На каких условиях Хильда согласилась сохранить место, Элис не подозревала до тех пор, пока не увидела в ноутбуке Джеральда свою же программу. Это произошло случайно, совершенно неожиданно, а потому сокрушительно. Впервые самостоятельно доковыляв до обеденного стола, она едва удержалась, чтобы не сломать несчастный компьютер. Спустя четыре недели после операции эмоции ещё штормило. Так что, приперев оторопевшего от неожиданности Джеральда к стенке, Элис выслушала захватывающую историю его хитрых манипуляций, а потом, держась за больную грудину, орала и требовала отвезти её к Ротчер. Ей было сложно понять, почему влюблённый чудак не придумал иного, как продать себя Хильде. Разумеется, рыжая стерва не отказала и была на двадцать пятом небе от счастья, заполучив к себе вместе с Элис и Риверса.

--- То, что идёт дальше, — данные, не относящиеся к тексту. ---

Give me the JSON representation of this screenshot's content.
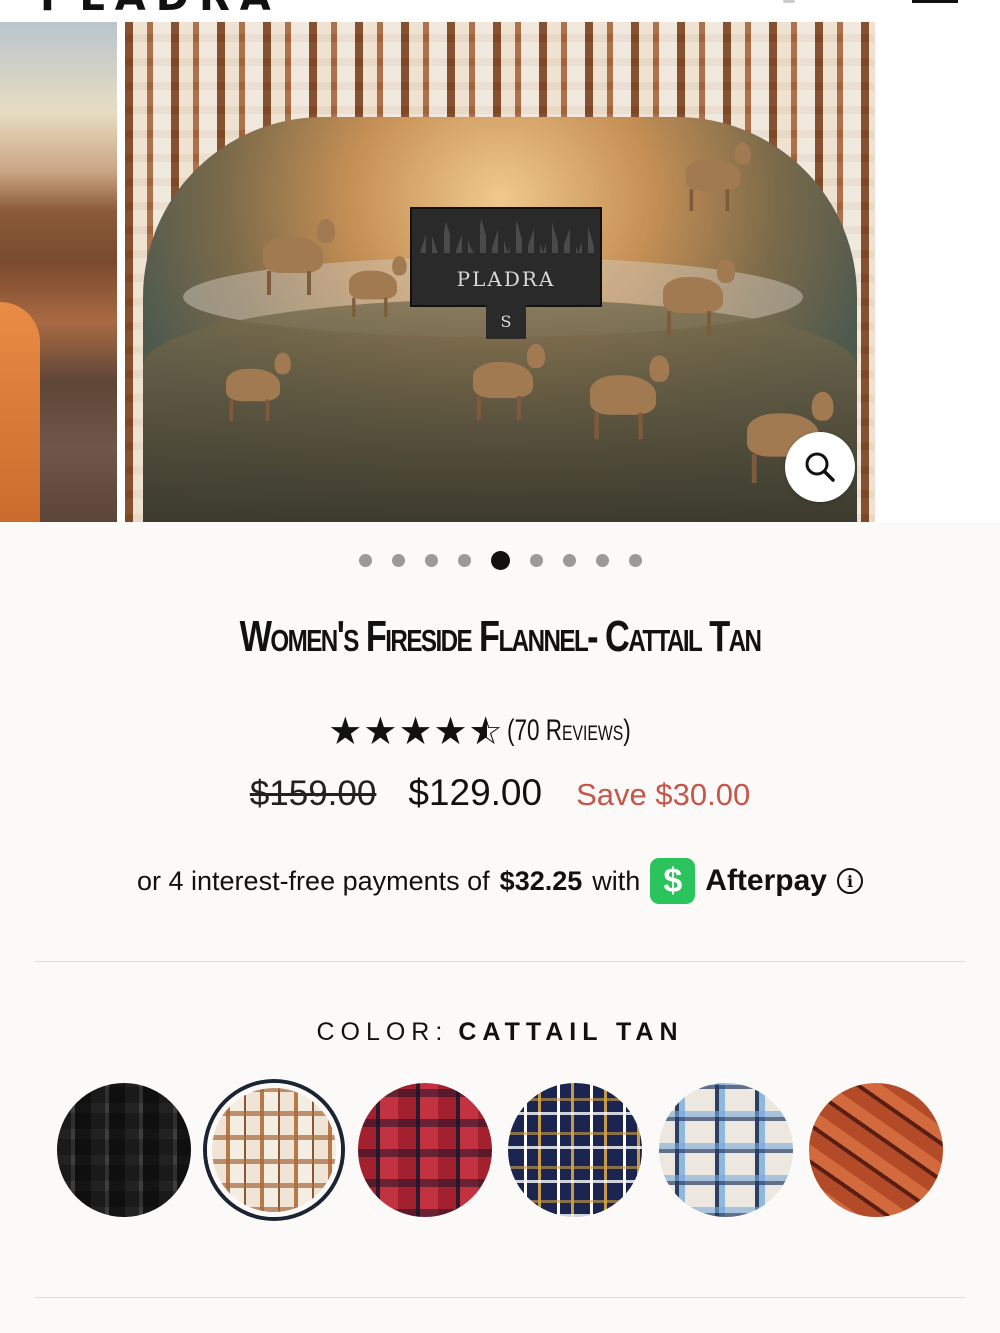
{
  "header": {
    "logo_text": "PLADRA"
  },
  "gallery": {
    "label_brand": "PLADRA",
    "label_size": "S",
    "dots_count": 9,
    "active_dot_index": 4
  },
  "product": {
    "title": "Women's Fireside Flannel- Cattail Tan",
    "rating": 4.5,
    "reviews_text": "(70 Reviews)",
    "price_original": "$159.00",
    "price_current": "$129.00",
    "price_save": "Save $30.00"
  },
  "afterpay": {
    "prefix": "or 4 interest-free payments of",
    "amount": "$32.25",
    "with": "with",
    "logo_glyph": "$",
    "name": "Afterpay",
    "info_glyph": "i"
  },
  "color": {
    "label": "COLOR:",
    "selected": "CATTAIL TAN",
    "swatches": [
      "charcoal",
      "cattail-tan",
      "red",
      "navy",
      "blue",
      "rust"
    ],
    "selected_index": 1
  },
  "colors": {
    "save_red": "#c8554a",
    "afterpay_green": "#2bc35c",
    "selected_ring": "#1c2433"
  }
}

Впрочем, работать с Джеральдом оказалось удивительно просто. Он не делал поблажек, оставался ехидным и требовательным, но никогда не вмешивался, дав Элис возможность построить рабочие взаимоотношения. Даже лаборатория Искусственного Интеллекта перестала устраивать сцены, приняв уважительное отношение своего начальника к молодой, но дерзкой коллеге. О том, какие отношения связывали гениального Риверса и подающую надежды мисс Чейн, знали только трое. Но они благоразумно хранили тайну их личной жизни до того дня, когда Элис неожиданно сменила фамилию. Удивительно, как Джеральд умудрялся проворачивать такие дела, но то была одна из многих вещей, за которые Эл его обожала.

На самом деле, ей не нужно было это кольцо или статус. Их с Джеральдом связывало нечто такое, что было намного глубже и куда интимнее, нежели просто бумага с печатью. Внутри Элис билось сердце, собранное, взращённое и оберегаемое его руками, тогда как она сама день за днём нежно и осторожно снимала швы с его собственного. Так что Элис плевала на стереотипы и предрассудки, счастливая уже от того, что каждый день засыпала и открывала глаза рядом с самым удивительным человеком.

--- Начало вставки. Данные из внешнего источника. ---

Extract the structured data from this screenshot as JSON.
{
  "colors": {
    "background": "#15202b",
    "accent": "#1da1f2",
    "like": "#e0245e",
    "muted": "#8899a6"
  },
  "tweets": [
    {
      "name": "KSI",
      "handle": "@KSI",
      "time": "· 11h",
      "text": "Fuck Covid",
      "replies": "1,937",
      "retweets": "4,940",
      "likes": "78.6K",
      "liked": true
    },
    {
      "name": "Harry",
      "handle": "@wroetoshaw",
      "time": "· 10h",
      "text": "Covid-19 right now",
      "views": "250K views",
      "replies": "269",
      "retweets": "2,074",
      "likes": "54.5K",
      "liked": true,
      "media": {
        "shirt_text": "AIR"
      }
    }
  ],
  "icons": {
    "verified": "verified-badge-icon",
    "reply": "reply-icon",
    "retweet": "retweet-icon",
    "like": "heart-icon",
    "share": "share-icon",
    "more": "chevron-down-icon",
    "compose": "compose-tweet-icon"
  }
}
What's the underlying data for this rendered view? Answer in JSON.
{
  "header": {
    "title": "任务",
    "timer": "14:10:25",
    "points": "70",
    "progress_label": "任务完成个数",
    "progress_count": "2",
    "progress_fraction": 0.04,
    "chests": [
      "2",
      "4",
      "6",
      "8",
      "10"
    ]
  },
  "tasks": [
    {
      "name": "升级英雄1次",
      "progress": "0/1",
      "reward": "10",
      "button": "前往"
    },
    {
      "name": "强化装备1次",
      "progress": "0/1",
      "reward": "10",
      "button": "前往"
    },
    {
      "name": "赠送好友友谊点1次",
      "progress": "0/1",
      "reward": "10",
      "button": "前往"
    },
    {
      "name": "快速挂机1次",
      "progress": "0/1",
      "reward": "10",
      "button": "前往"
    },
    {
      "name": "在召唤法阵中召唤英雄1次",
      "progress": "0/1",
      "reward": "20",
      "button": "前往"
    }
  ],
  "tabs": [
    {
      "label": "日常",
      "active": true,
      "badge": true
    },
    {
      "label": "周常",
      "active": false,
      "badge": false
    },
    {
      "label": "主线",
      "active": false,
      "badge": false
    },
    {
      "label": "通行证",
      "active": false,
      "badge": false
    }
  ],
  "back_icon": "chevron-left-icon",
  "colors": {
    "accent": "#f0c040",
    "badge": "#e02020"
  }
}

Одним из самых ярких воспоминаний Элис о жизни в солнечной Калифорнии, оказался день, когда она положила перед Джеральдом ключи от его любимой машины. На это у неё ушли все силы и едва восстановившиеся нервы, но оно того стоило. И пусть пришлось долго уговаривать Курта, чтобы тот пригнал оставленного в Бостоне монстра. Всё решилось, когда Эл подключила Генриетту. Спустя месяц тайных звонков и переписок, золотые кубики брелока тяжело стукнули по столу, и Джеральд застыл. Казалось, прошла целая вечность, прежде чем он поднял голову, и обращённый на Элис взгляд сказал больше, чем тысяча слов. Она обожала этого мужчину, и это было взаимно.

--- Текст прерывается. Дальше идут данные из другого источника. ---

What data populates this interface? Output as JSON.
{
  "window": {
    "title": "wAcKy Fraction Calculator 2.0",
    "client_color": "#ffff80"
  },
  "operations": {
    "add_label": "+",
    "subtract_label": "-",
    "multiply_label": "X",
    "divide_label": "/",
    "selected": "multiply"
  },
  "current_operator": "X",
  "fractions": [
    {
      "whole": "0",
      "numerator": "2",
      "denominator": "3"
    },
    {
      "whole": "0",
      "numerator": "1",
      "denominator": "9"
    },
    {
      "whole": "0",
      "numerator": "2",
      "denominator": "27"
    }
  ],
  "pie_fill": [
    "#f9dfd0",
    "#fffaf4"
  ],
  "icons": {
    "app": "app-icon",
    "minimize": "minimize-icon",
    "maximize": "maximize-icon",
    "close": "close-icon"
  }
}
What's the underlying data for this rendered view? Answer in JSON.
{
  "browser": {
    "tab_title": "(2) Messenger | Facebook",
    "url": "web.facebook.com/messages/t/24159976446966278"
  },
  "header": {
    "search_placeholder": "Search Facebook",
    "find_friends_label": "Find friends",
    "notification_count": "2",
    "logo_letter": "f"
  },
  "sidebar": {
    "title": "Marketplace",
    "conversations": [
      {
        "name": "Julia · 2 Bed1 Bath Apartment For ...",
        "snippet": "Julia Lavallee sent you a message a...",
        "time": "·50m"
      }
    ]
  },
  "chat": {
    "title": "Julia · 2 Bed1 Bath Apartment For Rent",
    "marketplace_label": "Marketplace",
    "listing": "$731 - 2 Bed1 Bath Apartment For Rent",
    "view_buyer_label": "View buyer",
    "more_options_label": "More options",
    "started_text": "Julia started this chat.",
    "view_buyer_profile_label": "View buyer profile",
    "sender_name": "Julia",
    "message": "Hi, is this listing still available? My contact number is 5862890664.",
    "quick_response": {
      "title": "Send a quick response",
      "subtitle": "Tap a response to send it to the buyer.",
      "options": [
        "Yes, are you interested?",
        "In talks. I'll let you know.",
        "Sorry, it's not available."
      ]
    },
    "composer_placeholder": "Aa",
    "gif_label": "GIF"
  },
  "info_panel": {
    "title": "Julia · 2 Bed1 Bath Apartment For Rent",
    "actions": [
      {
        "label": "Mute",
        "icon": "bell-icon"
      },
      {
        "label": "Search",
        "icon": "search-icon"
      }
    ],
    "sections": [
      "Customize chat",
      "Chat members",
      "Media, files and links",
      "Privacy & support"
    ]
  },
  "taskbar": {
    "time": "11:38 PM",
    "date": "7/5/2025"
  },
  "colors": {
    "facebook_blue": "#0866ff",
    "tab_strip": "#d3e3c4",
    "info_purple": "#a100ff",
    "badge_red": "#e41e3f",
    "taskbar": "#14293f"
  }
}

А так их жизнь походила на сотни других. Порой им не хватало денег. Без раздумий продав бостонскую квартиру и разом порвав с Пентагоном, Джеральд ни капли не сожалел о сделанном, но иногда приходилось трудно. Не считая самой операции, лекарства, осмотры и реабилитация пять долгих лет огромной чёрной дырой сжирали весь их доход. И Элис не знала, смеяться, а может быть, плакать, когда Джеральд покупал самые невероятные подарки, привычно не подумав о стоимости. Он совершенно не умел экономить, и было не трудно понять, почему. Его жизнь складывалась таким образом, что сначала не было ничего, а потом всего стало слишком уж много, не оставив ни единого шанса для бережливости. Он стремился окружить Элис вещественными доказательствами своей любви пока не в силах понять, что для счастья нужен только он сам. Здесь и сейчас, через год и сто лет, уставший или восторженно-вдохновлённый новой идеей, снова споткнувшийся о триггер и до дрожи в руках наслаждающийся ею в постели. И она почти самоубийственно отдавала ему всю себя, верила себе и ему, любила в самые тяжёлые минуты, когда понятия не имела, чем им платить по счетам. А пережив с ним два рецидива неожиданно воскресших воспоминаний, Элис наконец поняла, почему Риверс выбрал её. С ней до такой степени не работало его притворство и личины, что он перестал обманывать сам себя. Элис стала миром, который день за днём спасал Джеральда от катастрофы.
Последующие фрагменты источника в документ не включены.